T and L, as they can only be identified under Swiss law, were referred to as “two former officials at 1MDB” in a July 10 press release, issued after Swiss Attorney-General Michael Lauber visited his Malaysian counterpart in Putrajaya.
After years of stalled investigations into how up to US$4.5 billion was diverted from a fund created to develop the Malaysian economy and used to buy a yacht, paintings and luxury properties, the probes are making progress. Prosecutors in the United States, Switzerland and Singapore have been encouraged by the surprise defeat of former prime minister Datuk Seri Najib Razak in May. His successor, Tun Dr Mahathir Mohamad, named a new attorneygeneral, Tommy Thomas, who charged Najib on July 4 with corruption for his role in the affair.
Neither L and T were listed in public phone records and attempts to locate any representatives for them were unsuccessful.
Goldman has been under scrutiny for the role it played in raising US$6.5 billion in debt for 1MDB with the help of L, who was described as a “main point of contact” with the bank in a US criminal complaint in 2016.

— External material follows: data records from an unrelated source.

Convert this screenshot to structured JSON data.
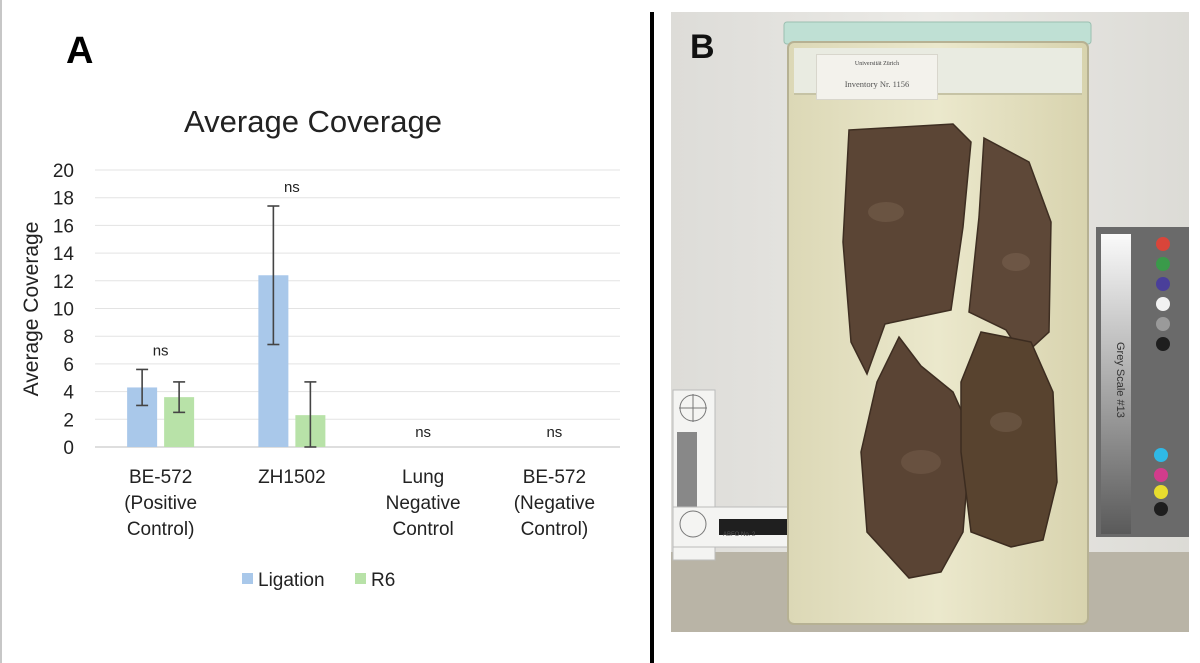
{
  "panels": {
    "a_letter": "A",
    "b_letter": "B"
  },
  "chart_data": {
    "type": "bar",
    "title": "Average Coverage",
    "xlabel": "",
    "ylabel": "Average Coverage",
    "ylim": [
      0,
      20
    ],
    "yticks": [
      0,
      2,
      4,
      6,
      8,
      10,
      12,
      14,
      16,
      18,
      20
    ],
    "grid": true,
    "legend_position": "bottom",
    "categories": [
      [
        "BE-572",
        "(Positive",
        "Control)"
      ],
      [
        "ZH1502"
      ],
      [
        "Lung",
        "Negative",
        "Control"
      ],
      [
        "BE-572",
        "(Negative",
        "Control)"
      ]
    ],
    "series": [
      {
        "name": "Ligation",
        "color": "#a9c8ea",
        "values": [
          4.3,
          12.4,
          0,
          0
        ],
        "err": [
          1.3,
          5.0,
          0,
          0
        ]
      },
      {
        "name": "R6",
        "color": "#b8e2a8",
        "values": [
          3.6,
          2.3,
          0,
          0
        ],
        "err": [
          1.1,
          2.4,
          0,
          0
        ]
      }
    ],
    "annotations": [
      "ns",
      "ns",
      "ns",
      "ns"
    ]
  },
  "photo": {
    "inventory_university": "Universität Zürich",
    "inventory_number": "Inventory Nr. 1156",
    "scale_label": "Grey Scale #13",
    "ruler_label": "ABFO No. 2",
    "colors": {
      "wall": "#e9e8e4",
      "floor": "#b8b3a5",
      "jar_fluid": "#e6e3c6",
      "jar_lid": "#bfe0d4",
      "tissue": "#5a4636",
      "scale_card": "#5f5f5f"
    }
  }
}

L was not accused of any wrongdoing by US prosecutors in the 2016 complaint, but did receive a US$5 million payment for her work that was paid through shell companies into her Swiss bank account. L also sent a sixfigure sum to Goldman Sachs’s Tim Leissner for an investment they were making in a start-up.
Leissner was the lead banker on the 1MDB bond sales and left after he was put on administrative leave in early 2016.
Lauber pledged last month to step up his investigation after the new Malaysian government reopened a graft probe. He flew to Malaysia for a July 10 meeting with Thomas, and said in an interview afterward that 1MDB had been exploited as a “Ponzi scheme”.
Switzerland is investigating the affair because a clutch of Swiss banks and Swiss units of foreign banks were used to wire diverted money, including JPMorgan, Falcon Private Bank and BSI SA.
T had worked with 1MDB until 2011, when it was still known as Terengganu Investment Authority. Malaysian investigators acting on behalf of the Malaysian Anti-Corruption Commission have issued arrest warrants for L and T.
Lauber confirmed that Swiss authorities have opened criminal investigations into four other people the attorney-general did not name — two executives at PetroSaudi, an oil-exploration company that partnered with 1MDB; and two former officials from the United Arab Emirates.